What am I going to do? Am I going to tell my congregation that people with disabilities are serving God’s purpose? Or am I going to tell my congregation that part of the problem is us, those who are holding onto this built up conception of perfection and for whom there should be people whom we perceive as imperfect, to maintain our perception of perfect. Thus the existence of the perfect depends on the existence of the imperfect.

Our relationship with God is a funny one. We let God appear when we want to and then allow (force) God to disappear when the use of God has passed. This suggests an appearance and disappearance. This is so taken for granted that it has completely slipped our mind, so much that we may even deny it. But this is one reality that we should bring back into our consciousness. God appears and disappears. God disappears so that we may appear. But we take our appearance for granted and forget that this is what we are encouraged to do as well. We too have to disappear, so that others may appear! We too have to be disabled so that others may be abled!
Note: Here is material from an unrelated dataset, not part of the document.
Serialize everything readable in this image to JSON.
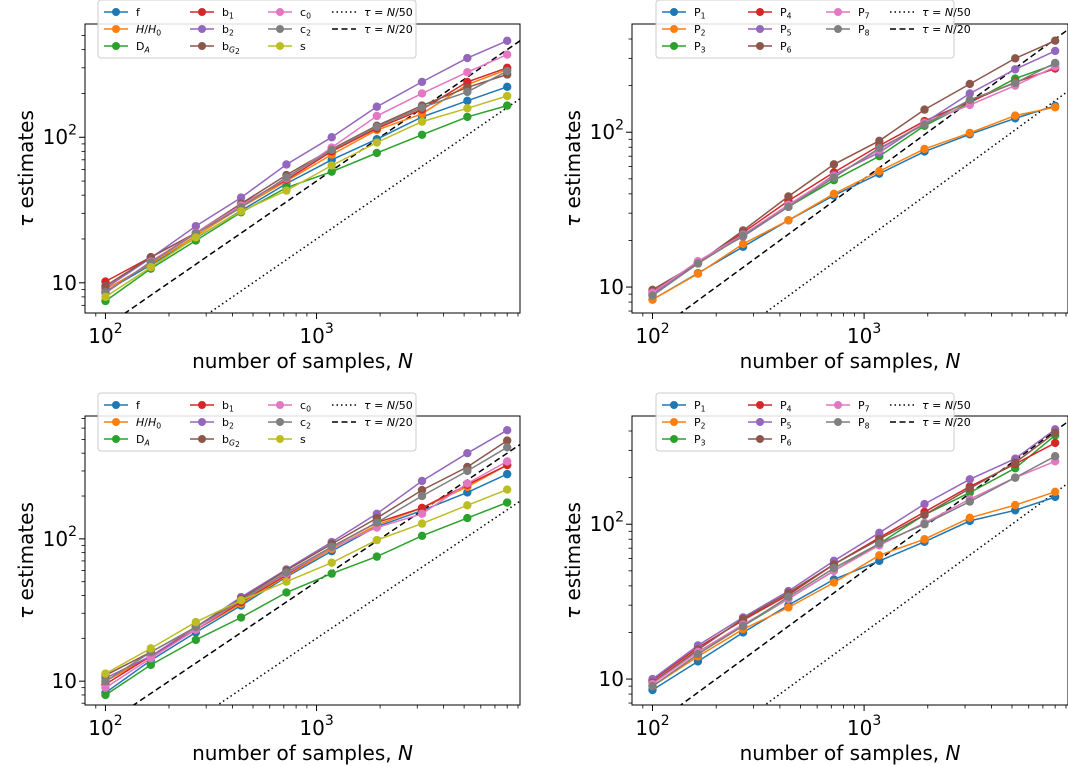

http://disabledfeminists.com/

http://donlavin.blogspot.com/2009/04/living-with-disability-in-india.html

http://saintfaron.blogspot.com/2009/08/to-have-eyes-and-not-to-see.html

http://www.jochopra.blogspot.com/

Saturday, November 7, 2009

The journey

There was a deep sense of distractedness in my mind. Each breath of mine was pushed away by the rumblings of a mini quake, the epicentre of which was right next to me, in the train berth occupied by an old man. The train within the train took me by surprise. The spate of train related accidents came to my mind flashing through with the help of a view finder. But never would there have been an accident within, because of a train within a train!

The drive to the station was like a joy ride on a giant wheel in a fair. Everything seemed exactly the same, unless one chose to look with intend. Then faces became clear and with it lives and stories were revealed in a matter of seconds. It was the usual grind: paying the auto driver, walking to the station, passing through the detector, spotting the train platform on the screen, buying water and something to munch and then walking to the train, checking my name on the chart stuck to the train bogey and then placing myself on the booked seat. It was one chain puzzle, neatly put together and played to perfection.
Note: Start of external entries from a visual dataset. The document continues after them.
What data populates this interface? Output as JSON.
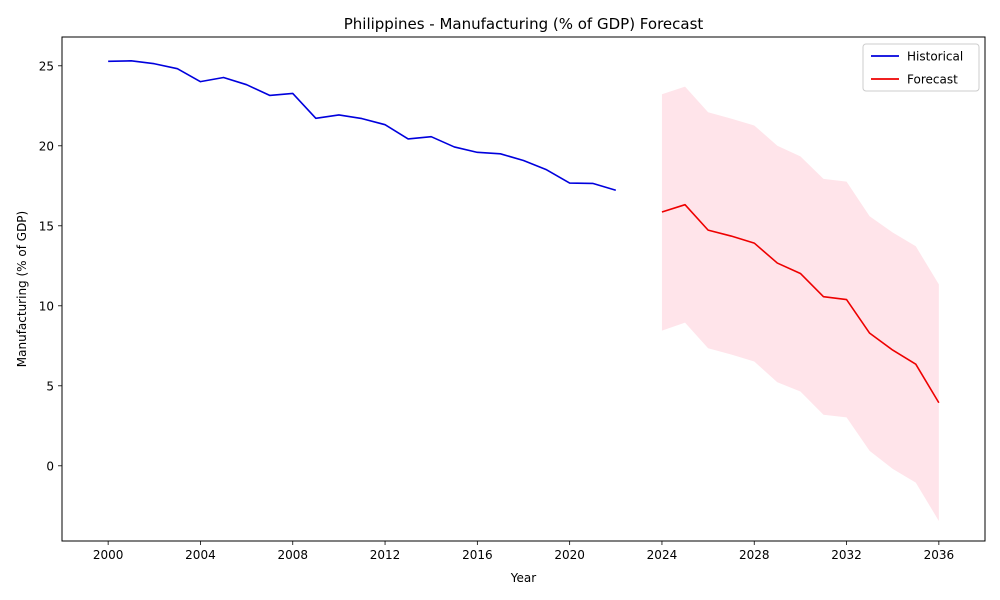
{
  "chart_data": {
    "type": "line",
    "title": "Philippines - Manufacturing (% of GDP) Forecast",
    "xlabel": "Year",
    "ylabel": "Manufacturing (% of GDP)",
    "xlim": [
      1998,
      2038
    ],
    "ylim": [
      -4.7,
      26.8
    ],
    "xticks": [
      2000,
      2004,
      2008,
      2012,
      2016,
      2020,
      2024,
      2028,
      2032,
      2036
    ],
    "yticks": [
      0,
      5,
      10,
      15,
      20,
      25
    ],
    "grid": false,
    "legend": "top-right",
    "series": [
      {
        "name": "Historical",
        "color": "#0000dd",
        "x": [
          2000,
          2001,
          2002,
          2003,
          2004,
          2005,
          2006,
          2007,
          2008,
          2009,
          2010,
          2011,
          2012,
          2013,
          2014,
          2015,
          2016,
          2017,
          2018,
          2019,
          2020,
          2021,
          2022
        ],
        "y": [
          25.28,
          25.31,
          25.13,
          24.82,
          24.01,
          24.27,
          23.82,
          23.15,
          23.27,
          21.72,
          21.93,
          21.7,
          21.32,
          20.43,
          20.57,
          19.93,
          19.59,
          19.5,
          19.08,
          18.5,
          17.67,
          17.65,
          17.22
        ]
      },
      {
        "name": "Forecast",
        "color": "#ee0000",
        "x": [
          2024,
          2025,
          2026,
          2027,
          2028,
          2029,
          2030,
          2031,
          2032,
          2033,
          2034,
          2035,
          2036
        ],
        "y": [
          15.86,
          16.32,
          14.73,
          14.36,
          13.92,
          12.67,
          12.02,
          10.57,
          10.39,
          8.29,
          7.23,
          6.35,
          3.94
        ],
        "lower": [
          8.45,
          8.95,
          7.35,
          6.96,
          6.52,
          5.22,
          4.64,
          3.19,
          3.03,
          0.93,
          -0.19,
          -1.05,
          -3.45
        ],
        "upper": [
          23.22,
          23.7,
          22.1,
          21.7,
          21.27,
          20.0,
          19.34,
          17.93,
          17.76,
          15.6,
          14.58,
          13.72,
          11.34
        ],
        "band_color": "#ffe4ea"
      }
    ]
  }
}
Bodies lay strewn all around. People were shouting, ‘get down, down.’ Just as you thought it was all over, came one more shot and then a volley of shots. How does it feel to lie on your tummy and wonder, ‘what the f*** is going on here?’ and ‘will I get out of here alive?’ How does it feel to be derailed even before one boards the train? So many prayers went up that day to a variety of Gods, all asking for divine intervention and a fortunate ending. Was this the end of the world? The faces of my loved ones came to my mind in a flash, so fast and furious that I felt like a turtle in an F1 racing car.

I got up with a jolt. Where was I? In the train, sleeping safe and sound in my berth, listening to the divine snore next to me. How I wonder, a few moments ago the snore sounded like a quake and now after what seemed a salad of a dream, the snore became a sweet sense of awakening. An awakening of being alive and okay. The sense that everything was back to normalcy.